In response to a comment by David Russell, and to illustrate some points more clearly, I’m going to discuss some more concrete examples. First of all, David raises the issue that this just means “you restart”. Naively, yes, it does. A restart might not mean much to you, the home user, but it does to quite a few companies. Servers going down means a tangible loss in revenue and respect in the marketplace.
Moreover, denial of service attacks are used to blackmail companies. Mostly these come in the form of botnet attacks, but there’s no reason why a weak company couldn’t be taken down by decompression attacks. Frankly, without adequate defences, a decompression attack is far more effective than malicious pings.
Here are a few scenarios for you:
- You are an admin for a company with a reasonable IT infrastructure. Being sensible, your mail server scans all incoming attachments for problems. You’ve also put the servers into a replication configuration so that if one server goes down then your mail queues redirect. Someone sends you a decompression bomb; your mail server goes down pretty quickly because the scan tries to handle it in memory. For every minute the servers are down, you lose X pounds. Depending on how much you’ve thought about this, X can be a large number. Your redundant servers can’t easily help because they’ll start scanning the file and falling over. You have a few solutions: you can switch off scanning (obviously dangerous). Maybe you can switch off replication, though that generally means isolating that queue and dropping the mail on the floor while you figure out what has happened, potentially costing more money.

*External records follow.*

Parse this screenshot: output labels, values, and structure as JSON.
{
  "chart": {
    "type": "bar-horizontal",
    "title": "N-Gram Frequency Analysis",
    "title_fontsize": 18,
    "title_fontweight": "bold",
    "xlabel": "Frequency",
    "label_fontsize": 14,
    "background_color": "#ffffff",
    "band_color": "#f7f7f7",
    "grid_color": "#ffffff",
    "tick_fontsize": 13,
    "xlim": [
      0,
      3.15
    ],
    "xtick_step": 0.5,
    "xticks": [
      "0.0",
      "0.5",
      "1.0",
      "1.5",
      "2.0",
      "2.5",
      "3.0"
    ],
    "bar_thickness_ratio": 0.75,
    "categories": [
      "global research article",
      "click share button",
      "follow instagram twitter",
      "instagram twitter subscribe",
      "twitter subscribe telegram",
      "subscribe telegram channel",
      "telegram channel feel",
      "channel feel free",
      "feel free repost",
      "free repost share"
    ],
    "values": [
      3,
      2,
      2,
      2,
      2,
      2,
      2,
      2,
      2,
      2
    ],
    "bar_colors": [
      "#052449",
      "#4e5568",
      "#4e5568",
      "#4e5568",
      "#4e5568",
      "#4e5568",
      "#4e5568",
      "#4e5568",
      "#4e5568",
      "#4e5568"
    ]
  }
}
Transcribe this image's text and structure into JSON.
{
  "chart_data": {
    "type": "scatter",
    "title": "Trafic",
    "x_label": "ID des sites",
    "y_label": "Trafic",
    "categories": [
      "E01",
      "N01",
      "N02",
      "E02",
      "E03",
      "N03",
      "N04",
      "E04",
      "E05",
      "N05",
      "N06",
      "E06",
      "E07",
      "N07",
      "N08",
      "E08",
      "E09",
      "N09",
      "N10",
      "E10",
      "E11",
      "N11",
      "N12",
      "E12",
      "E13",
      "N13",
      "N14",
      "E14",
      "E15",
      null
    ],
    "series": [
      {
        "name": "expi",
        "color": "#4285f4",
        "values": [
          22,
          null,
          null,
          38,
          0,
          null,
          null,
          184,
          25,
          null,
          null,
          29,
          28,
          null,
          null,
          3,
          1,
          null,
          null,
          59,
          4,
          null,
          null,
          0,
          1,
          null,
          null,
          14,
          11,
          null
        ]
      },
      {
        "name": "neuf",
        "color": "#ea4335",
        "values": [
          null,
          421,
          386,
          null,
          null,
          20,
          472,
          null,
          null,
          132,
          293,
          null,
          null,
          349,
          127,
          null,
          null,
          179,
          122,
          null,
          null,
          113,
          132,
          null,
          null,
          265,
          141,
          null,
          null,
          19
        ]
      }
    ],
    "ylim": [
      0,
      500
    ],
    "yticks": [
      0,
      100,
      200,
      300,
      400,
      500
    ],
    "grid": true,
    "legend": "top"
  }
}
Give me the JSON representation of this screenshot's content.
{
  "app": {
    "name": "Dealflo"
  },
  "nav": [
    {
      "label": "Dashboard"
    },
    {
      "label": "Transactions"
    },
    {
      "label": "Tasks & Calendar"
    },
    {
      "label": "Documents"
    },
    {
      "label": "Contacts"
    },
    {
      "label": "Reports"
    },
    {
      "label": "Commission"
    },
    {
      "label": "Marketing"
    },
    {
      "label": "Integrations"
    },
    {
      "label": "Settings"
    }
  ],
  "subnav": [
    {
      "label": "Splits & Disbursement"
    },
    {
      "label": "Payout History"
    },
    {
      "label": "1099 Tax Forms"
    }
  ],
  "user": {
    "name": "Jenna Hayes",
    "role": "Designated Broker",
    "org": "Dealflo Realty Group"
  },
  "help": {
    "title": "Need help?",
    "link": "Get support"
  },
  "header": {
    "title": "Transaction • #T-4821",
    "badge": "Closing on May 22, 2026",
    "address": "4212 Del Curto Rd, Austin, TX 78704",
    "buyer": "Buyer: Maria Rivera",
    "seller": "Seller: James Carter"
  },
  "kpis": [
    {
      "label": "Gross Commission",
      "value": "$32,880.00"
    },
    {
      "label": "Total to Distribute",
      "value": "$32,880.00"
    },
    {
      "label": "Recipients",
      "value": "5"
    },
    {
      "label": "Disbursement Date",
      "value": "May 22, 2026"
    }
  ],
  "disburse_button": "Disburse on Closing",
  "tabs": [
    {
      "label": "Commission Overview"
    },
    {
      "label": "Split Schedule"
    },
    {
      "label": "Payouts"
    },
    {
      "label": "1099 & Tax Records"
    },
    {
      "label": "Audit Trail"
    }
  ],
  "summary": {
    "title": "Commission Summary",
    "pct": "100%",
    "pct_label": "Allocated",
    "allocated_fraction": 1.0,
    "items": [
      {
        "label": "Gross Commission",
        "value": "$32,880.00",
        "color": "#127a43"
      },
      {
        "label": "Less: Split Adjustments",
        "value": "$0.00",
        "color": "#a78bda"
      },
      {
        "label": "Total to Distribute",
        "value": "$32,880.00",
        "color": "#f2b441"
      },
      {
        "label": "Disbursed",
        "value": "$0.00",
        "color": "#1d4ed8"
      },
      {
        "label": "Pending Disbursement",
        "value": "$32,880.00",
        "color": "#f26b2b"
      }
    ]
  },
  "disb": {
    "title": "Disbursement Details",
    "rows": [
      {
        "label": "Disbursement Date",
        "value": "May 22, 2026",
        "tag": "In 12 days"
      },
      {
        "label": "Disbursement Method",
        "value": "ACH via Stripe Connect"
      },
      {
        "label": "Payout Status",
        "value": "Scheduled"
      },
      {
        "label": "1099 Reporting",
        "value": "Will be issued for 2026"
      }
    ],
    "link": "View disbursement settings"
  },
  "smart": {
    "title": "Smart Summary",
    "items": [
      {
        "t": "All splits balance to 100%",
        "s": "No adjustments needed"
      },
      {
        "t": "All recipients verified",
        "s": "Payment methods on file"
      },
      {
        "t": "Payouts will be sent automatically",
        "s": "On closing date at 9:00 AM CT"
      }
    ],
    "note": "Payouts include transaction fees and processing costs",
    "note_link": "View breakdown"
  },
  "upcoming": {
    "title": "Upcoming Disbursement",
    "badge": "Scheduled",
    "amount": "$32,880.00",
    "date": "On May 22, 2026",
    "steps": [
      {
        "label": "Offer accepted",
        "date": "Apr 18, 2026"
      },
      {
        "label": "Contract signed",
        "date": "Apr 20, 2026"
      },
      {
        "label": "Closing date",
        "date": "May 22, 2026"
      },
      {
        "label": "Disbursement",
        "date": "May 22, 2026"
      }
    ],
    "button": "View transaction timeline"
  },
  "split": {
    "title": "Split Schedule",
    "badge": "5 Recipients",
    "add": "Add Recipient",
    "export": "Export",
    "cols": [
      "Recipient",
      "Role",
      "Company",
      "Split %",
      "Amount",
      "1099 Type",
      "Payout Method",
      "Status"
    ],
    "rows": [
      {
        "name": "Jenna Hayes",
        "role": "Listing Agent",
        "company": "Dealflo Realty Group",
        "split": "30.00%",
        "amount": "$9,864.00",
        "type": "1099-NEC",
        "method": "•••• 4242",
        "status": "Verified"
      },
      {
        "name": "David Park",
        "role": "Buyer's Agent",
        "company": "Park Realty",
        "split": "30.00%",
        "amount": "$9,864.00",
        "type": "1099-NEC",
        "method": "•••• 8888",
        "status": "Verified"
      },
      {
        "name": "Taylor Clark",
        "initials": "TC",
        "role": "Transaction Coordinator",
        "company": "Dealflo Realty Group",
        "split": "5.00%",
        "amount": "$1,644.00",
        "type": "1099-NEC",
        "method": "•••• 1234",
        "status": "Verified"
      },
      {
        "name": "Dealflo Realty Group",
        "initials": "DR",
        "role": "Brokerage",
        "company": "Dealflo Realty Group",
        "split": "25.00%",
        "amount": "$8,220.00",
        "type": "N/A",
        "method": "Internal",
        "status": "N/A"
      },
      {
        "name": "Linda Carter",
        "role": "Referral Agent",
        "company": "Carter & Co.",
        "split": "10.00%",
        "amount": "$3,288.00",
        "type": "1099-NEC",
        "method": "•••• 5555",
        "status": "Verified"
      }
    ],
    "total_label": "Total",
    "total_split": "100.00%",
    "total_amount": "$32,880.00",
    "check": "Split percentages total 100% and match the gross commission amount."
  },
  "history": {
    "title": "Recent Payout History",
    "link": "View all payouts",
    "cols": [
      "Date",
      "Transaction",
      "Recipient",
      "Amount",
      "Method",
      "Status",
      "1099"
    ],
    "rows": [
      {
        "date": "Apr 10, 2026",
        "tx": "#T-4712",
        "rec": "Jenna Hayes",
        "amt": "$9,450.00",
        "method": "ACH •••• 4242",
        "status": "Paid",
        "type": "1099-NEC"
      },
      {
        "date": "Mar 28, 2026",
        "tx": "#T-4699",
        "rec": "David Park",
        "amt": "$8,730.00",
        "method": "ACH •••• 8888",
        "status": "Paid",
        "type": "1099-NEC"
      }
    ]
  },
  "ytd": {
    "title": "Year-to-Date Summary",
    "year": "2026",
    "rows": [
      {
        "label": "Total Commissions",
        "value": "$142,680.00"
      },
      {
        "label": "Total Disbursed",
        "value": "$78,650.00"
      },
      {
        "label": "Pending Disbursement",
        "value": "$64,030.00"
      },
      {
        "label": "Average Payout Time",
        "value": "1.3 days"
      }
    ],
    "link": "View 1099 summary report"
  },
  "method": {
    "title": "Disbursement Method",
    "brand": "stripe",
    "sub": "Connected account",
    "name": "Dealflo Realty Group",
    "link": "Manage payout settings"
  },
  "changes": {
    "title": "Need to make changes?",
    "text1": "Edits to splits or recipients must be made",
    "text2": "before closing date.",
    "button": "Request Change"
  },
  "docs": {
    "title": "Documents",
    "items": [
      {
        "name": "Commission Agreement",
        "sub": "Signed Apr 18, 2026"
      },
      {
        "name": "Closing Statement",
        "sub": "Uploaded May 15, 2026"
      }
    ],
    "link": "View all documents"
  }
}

- You are an image storage/processing company who let your users upload images (like, for example, flickr). People upload whatever photos they like and let you display them. Because you want to save a considerable amount of bandwidth, you accept GZip encoded transfer of images. This saves you Y million a year (a conservative estimate for a large site). Someone sends you an image decompression bomb, which expands to some large amount on your servers. Your resources get drained while you either try storing it or sort it out. What can you do? Maybe you take the one time hit in writing it to disk; poor strategy if someone is using this as part of an effective distributed denial of service attack on your site. Maybe you just kill the GZip upload which, as we know, will cost you at least Y million a year; not a good idea if you’re looking to get promoted any time soon.
There are solutions to these scenarios (which I would like to leave as an exercise for my readers, comments anyone?), and I’m sure there are also more tricky scenarios for the really devious (again, I’d love to hear something quite sneaky). The point is that if you accept any content which is compressed, you should be aware of how this could affect you.